After a parole board’s recent decision to allow Manson Family follower Leslie Van Houten her freedom, California’s Governor overruled the choice. This is the third time a parole board has recommended release for Van Houten and the sitting Governor has denied it. Van Houten, who is 69 years old and has spent the vast majority of her life behind bars, is still considered a threat, Governor Gavin Newsom said, due to her involvement in the murders of Leno and Rosemary LaBianca. He explained his decision by writing, ‘While I commend Ms. Van Houten for her efforts at rehabilitation and acknowledge her youth at the time of the crimes, I am concerned about her role in these killings and her potential for future violence. Ms. Van Houten was an eager participant in the killing of the LaBiancas and played a significant role.’
Of the three women deemed the ‘head’ Manson girls, both Van Houten and Patricia Krenwinkel are still alive. Susan Atkins died of brain cancer in September 2009, having also been denied parole only a few weeks prior. Charles Manson died in 2017.

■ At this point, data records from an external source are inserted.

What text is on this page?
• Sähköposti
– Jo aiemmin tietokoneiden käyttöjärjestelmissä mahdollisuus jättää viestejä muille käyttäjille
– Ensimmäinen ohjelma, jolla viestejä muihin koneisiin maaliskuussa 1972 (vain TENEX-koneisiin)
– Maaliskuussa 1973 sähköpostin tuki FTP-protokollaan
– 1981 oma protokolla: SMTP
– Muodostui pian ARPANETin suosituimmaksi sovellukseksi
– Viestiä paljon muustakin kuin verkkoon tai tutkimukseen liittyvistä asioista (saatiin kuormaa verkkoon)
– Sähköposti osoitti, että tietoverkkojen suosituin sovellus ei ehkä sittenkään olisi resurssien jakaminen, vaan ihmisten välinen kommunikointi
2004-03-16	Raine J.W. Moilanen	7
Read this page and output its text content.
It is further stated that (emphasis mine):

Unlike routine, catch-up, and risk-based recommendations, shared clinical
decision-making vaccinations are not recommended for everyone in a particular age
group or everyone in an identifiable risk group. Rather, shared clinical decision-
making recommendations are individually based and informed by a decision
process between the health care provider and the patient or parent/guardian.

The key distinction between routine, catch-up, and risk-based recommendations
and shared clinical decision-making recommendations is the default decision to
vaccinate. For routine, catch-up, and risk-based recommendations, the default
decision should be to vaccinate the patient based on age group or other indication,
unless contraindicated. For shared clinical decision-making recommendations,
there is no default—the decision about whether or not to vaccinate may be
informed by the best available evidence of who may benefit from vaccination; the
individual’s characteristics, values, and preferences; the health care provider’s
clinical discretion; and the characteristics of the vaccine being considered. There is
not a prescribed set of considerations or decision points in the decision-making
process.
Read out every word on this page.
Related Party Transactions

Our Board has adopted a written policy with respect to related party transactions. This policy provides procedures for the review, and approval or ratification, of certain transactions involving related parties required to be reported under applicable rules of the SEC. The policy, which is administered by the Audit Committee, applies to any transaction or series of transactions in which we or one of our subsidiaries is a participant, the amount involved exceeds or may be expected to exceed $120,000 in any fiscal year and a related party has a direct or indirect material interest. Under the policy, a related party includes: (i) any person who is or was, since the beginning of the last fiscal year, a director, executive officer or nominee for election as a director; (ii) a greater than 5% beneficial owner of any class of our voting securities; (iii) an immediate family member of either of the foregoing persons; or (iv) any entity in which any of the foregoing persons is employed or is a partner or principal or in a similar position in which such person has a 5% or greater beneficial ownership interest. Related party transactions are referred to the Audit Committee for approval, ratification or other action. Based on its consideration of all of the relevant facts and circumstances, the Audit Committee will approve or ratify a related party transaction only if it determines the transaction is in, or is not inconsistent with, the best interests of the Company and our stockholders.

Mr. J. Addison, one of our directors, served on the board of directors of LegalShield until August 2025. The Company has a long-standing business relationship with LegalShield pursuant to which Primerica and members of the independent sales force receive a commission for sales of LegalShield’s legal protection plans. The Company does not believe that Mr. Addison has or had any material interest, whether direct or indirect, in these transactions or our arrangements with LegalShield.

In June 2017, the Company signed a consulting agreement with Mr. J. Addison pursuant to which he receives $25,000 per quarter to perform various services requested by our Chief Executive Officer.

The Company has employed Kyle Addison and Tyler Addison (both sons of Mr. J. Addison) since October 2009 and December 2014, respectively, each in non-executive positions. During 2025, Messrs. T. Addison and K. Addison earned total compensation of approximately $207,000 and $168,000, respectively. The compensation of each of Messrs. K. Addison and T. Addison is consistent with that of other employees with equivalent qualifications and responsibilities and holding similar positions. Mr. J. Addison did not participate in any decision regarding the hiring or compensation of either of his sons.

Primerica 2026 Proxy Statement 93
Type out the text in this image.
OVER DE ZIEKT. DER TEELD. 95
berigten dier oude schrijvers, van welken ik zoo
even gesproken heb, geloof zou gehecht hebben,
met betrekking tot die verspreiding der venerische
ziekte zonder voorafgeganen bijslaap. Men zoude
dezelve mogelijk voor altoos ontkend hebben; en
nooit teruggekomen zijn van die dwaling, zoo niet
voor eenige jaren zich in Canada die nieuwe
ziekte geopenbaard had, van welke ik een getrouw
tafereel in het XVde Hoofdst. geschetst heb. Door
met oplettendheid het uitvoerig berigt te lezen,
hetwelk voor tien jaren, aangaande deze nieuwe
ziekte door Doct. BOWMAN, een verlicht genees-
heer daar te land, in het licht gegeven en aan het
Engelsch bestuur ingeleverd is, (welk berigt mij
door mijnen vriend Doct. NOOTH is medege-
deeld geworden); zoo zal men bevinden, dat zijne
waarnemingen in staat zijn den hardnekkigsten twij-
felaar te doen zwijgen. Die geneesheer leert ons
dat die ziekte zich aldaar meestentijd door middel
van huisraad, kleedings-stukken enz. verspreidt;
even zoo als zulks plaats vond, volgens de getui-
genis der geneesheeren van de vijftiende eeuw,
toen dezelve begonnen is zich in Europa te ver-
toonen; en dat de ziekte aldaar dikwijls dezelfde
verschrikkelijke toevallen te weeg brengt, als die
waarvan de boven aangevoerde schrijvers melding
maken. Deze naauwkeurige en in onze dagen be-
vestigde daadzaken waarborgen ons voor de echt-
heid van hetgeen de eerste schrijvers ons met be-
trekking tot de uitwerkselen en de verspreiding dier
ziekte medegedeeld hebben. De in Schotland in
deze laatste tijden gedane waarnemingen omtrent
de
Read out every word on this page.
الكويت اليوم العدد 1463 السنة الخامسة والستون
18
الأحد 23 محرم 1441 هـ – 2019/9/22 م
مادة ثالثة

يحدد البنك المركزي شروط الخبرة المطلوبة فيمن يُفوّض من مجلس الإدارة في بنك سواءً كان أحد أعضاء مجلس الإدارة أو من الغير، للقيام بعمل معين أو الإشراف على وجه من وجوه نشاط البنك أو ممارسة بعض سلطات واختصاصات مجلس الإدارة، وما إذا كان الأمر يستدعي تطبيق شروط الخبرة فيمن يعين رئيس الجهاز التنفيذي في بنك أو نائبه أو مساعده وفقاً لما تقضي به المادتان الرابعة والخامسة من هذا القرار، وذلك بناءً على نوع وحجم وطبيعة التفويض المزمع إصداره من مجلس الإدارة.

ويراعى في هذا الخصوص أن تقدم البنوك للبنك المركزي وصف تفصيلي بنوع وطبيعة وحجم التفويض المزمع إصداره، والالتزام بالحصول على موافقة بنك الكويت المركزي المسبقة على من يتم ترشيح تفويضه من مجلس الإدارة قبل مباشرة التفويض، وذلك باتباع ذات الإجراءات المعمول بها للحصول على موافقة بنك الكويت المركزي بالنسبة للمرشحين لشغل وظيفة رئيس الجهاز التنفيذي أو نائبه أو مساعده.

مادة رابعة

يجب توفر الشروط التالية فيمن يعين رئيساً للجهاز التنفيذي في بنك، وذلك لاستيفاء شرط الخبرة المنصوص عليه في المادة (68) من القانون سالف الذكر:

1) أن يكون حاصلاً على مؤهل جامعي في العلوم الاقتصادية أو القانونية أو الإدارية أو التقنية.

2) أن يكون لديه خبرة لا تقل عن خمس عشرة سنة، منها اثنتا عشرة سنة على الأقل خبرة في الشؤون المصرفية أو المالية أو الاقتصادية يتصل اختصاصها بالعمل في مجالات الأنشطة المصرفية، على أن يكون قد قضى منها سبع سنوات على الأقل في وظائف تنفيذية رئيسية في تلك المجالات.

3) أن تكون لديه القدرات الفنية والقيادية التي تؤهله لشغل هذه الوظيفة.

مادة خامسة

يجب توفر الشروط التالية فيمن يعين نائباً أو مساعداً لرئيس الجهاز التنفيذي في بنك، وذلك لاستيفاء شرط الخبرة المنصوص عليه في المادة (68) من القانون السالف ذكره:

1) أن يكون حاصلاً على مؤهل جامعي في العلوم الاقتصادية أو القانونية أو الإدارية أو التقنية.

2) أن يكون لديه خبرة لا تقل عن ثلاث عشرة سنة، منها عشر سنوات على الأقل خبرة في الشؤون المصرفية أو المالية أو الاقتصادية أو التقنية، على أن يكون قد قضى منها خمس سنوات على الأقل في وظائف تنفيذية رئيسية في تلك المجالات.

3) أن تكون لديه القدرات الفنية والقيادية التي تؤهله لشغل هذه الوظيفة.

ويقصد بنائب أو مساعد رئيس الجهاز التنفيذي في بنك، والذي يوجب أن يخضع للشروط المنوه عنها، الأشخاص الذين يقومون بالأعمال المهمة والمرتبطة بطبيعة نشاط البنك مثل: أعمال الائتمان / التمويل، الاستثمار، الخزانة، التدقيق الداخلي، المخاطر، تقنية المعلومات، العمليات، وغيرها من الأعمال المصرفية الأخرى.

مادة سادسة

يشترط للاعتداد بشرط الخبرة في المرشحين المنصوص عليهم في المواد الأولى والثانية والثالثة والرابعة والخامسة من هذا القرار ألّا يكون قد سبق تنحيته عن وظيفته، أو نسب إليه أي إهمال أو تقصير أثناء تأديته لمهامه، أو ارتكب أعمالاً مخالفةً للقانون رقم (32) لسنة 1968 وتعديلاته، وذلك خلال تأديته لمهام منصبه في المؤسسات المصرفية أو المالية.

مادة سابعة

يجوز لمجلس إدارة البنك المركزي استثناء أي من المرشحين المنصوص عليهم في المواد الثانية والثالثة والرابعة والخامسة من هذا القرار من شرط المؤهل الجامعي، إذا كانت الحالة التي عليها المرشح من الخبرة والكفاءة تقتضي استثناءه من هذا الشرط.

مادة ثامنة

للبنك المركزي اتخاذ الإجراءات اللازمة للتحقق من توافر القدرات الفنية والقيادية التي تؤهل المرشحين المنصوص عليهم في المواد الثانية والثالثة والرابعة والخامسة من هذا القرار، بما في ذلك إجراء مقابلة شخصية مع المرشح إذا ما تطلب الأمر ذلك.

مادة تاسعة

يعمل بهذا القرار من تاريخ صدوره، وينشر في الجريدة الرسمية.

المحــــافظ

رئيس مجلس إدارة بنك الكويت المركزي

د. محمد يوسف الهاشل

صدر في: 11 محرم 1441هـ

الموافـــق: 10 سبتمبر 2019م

The chances are that Leslie Van Houten will die behind bars. This case has always been too high profile and too controversial for any California Governor to allow a recommendation of parole to go forward. The case is obviously back in the headlines this year because of the 50th anniversary of the Tate-LaBianca murders and the upcoming release of Quentin Tarantino’s Once Upon a Time in Hollywood (as well as the limited release of Mary Harron’s Charlie Says). Regardless of whether the women themselves have been rehabilitated - and all three had stellar reputations as model prisoners who have spent decades talking about their regretful involvement in the murders - this is a case where life in prison will mean life in prison.
Of course, not all of the people involved in the Manson murders faced the same fate. Steve ‘Clem’ Grogan, who helped to kill ranch hand Donald ‘Shorty’ Shea, was paroled in 1985. But the Manson case has always been far more heavily focused on the grotesque allure of the ‘girls’: These teenagers and young women who seemed obsessively committed to Manson and would carve signs in their foreheads out of devotion. The Manson murders story exacerbated a lot of American unease with the hippie movement in the late 1960s and played into a lot of fears over the idea that nice middle-class white girls would suddenly turn bad if they took drugs, had sex, and listened to rock music.
Leslie Van Houten’s lawyer has already said that they will take the case to appeals court. She has many supporters advocating for her release, including film-maker John Waters, who wrote about her in his book Role Models.